A Message from Mom
By Craig Kennet Miller
My mother, who is just shy of her 98th birthday, has dementia. My sister, her primary caregiver, says Mom has her good days and her bad days; but most of the time, she is confused and wonders what has happened to her.
This past week, I traveled to California and stayed in a hotel near Knott’s Berry Farm. When I was a kid, that’s the place my family loved to go. Each year, my father would take us there. He would buy dresses for my two older sisters and my mom, while I fidgeted outside looking at an animated volcano, wondering if I would get to ride a roller coaster. We would go have their famous chicken dinner with all the fixings–mashed potatoes, gravy, biscuits, corn, and rhubarb. Dinner was always topped off by their famous boysenberry pie. Walter Knott, the founder of Knott’s Berry Farm, crossed raspberries with blueberries back in 1934 and came up with the boysenberry, which makes it as Californian as you can get.
After my father died back in 1986, I would take my mom to Knott’s Berry Farm for the chicken dinner. It was our thing. So because I was next door in a hotel on this recent trip, I thought I would surprise her with a takeout dinner from our favorite place. I got an order of chicken with all the fixings and headed up to Arcadia.
When I got to her place, I took the food out of the bags, put it on her table, and invited her to sit down and eat. I tried to explain to her that this was from Knott’s Berry Farm, but my words didn’t seem to compute. Instead, she was perturbed with me. “Craig, this isn’t right. You don’t set the table like that.” So I got all the bags off the table, with just our plates in front of us, and she seemed a little better.
Then she said, “What about them? Aren’t you going to serve them?”
I explained to her, “Mom, its only you and me in the room.”
She looked over my shoulder and said, “Aren’t you going to say something to our guests?”
Now I know what my sister meant by a bad day. Mom was deep into her dementia. Suddenly she stood up and walked with a sense of dignity to the edge of the couch and faced the large windows that looked out into the garden. She took on the air of her former self when she was the president of the United Methodist Women’s group at her church. She stood up straight and tall and proclaimed in strong voice, “It is so nice to have you all here today. Isn’t it a lovely day. Look at the flowers and the trees. I have been thinking about all of you, and there is just one thing I have to say.”
As I am sitting at the table, I am wondering what I should do. Tell her to sit down, that there is no one out there? Should I just wait her out? Then it dawned on me: maybe I should just listen.
“I know a lot of you have had troubles and have felt alone and sad. But if you just love each other everything will be okay."
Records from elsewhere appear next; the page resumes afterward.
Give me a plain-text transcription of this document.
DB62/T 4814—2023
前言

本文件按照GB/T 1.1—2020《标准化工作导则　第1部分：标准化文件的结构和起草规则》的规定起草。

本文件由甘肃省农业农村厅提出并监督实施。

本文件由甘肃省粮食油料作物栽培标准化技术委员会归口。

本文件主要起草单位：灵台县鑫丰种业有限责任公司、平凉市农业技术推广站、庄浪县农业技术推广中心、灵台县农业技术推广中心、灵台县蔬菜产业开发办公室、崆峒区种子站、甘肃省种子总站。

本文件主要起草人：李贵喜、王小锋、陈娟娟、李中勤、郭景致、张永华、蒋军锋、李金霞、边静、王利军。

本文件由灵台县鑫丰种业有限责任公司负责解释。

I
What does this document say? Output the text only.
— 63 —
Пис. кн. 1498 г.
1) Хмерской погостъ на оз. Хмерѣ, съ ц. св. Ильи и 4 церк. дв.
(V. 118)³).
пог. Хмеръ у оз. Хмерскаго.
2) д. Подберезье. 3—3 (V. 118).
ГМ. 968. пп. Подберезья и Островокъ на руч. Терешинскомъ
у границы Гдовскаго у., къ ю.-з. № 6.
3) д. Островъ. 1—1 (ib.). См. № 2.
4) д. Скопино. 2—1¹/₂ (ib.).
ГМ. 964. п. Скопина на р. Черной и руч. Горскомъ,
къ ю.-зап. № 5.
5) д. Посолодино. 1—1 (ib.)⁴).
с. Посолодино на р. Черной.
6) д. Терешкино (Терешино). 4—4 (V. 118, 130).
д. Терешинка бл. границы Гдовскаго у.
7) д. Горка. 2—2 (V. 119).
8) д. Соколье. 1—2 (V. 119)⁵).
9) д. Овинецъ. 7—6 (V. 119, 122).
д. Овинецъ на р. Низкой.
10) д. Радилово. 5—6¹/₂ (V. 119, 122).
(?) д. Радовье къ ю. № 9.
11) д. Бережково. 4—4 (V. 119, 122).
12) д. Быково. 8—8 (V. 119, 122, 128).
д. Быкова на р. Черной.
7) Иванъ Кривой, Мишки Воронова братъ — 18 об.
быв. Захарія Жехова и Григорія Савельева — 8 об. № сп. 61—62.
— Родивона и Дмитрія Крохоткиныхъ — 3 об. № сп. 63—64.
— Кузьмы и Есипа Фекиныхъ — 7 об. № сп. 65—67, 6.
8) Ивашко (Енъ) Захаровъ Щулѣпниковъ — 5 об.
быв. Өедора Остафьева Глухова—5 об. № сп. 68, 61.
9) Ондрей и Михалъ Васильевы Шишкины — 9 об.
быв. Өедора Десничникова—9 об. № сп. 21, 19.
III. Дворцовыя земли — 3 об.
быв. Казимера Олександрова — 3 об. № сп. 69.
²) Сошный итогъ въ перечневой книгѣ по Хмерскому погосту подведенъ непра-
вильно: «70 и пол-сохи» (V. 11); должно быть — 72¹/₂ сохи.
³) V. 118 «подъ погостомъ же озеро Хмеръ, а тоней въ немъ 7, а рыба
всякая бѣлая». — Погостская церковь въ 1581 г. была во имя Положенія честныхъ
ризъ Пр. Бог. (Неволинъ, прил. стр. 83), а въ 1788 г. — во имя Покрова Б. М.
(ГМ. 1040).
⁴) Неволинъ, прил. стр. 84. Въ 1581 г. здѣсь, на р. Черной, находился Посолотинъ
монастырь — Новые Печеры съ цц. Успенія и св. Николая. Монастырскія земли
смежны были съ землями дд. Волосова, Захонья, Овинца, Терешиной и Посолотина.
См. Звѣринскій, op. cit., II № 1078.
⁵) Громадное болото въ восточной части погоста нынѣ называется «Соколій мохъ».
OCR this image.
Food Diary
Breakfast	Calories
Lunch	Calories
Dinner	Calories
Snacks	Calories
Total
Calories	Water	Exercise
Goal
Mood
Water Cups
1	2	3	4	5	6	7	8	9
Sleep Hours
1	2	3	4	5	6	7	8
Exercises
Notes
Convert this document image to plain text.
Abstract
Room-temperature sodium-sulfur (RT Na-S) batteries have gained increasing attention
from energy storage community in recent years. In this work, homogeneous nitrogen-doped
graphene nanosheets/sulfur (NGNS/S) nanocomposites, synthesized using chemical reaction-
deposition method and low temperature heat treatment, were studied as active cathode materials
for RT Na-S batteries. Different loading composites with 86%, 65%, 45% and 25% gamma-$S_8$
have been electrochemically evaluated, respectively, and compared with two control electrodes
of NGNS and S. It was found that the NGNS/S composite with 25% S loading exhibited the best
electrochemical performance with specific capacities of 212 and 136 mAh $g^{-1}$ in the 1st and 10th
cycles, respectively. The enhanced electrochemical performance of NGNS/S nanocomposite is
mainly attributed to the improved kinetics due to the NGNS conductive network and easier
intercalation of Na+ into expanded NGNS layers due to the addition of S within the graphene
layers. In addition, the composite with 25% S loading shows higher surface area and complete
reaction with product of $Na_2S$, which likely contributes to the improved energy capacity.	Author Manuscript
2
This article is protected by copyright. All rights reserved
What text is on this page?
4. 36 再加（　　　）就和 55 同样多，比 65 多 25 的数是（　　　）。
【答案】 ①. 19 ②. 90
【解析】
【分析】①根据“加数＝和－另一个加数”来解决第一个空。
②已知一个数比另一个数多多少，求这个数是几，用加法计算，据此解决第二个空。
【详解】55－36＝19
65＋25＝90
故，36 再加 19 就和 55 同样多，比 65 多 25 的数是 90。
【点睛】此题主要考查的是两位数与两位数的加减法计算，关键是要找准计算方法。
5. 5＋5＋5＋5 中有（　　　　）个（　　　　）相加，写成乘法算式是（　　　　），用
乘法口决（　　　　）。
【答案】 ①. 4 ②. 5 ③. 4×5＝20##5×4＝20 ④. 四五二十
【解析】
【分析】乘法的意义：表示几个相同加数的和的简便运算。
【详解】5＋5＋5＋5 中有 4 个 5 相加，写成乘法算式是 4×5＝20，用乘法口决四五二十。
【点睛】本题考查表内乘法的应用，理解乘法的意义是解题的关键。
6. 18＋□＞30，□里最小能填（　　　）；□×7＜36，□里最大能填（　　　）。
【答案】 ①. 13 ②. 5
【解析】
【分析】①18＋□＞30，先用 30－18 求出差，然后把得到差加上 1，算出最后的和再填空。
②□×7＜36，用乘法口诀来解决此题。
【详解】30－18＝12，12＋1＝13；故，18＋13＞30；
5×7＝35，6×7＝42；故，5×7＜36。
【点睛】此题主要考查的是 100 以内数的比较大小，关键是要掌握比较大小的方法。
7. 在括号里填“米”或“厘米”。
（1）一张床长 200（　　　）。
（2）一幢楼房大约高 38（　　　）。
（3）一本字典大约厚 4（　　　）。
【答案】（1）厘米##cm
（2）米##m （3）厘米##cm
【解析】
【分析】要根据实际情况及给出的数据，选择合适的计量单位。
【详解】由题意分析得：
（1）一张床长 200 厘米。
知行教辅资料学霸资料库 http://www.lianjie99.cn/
Then she stopped and came back toward the table to sit down, when she remembered she had something else to say. She went back to the same spot, her podium, and said, “Please, please love each other. If you do so, you will be so happy.”
She returned to the table, and as we ate our meal, I tried to process what had just happened. I thought to myself, if I were to be in the same state of mind that she is in some day, would I be speaking of love? Then I wondered who she was talking to. The last time I saw her, she said she loved me, but was ready to go home. She missed my father. She missed her parents and her brothers. She missed her dear friends she had made over the years at church. Is that who she was seeing?
Then I remembered the passage from Hebrews 12:1, “Therefore, since we are surrounded by so great a cloud of witnesses, let us also lay aside every weight and the sin that clings so closely, and let us run with perseverance the race that is set before us.”
Mom was seeing something that I wasn’t able to see: the great cloud of witnesses, those who have gone before us and paved the way. They are always there. Perhaps I was the one who wasn’t truly seeing what was going on.
Since leaving her and heading back to Nashville, that scene of her addressing the crowd has stayed with me. And her words are something we all should take to heart, “Please, please love each other. If you do so, you will be so happy.”
In 2015, there were 5.1 million people suffering from Alzheimers and dementia. As the number of people over the age of 65 doubles in the coming years, those suffering from these diseases will grow to 13.8 million by 2050. By 2022, the direct-care workforce will number 4.6 million workers. These workers will outnumber all the K-12 teachers in the country. br Boomer Spirituality, pp. 154 155.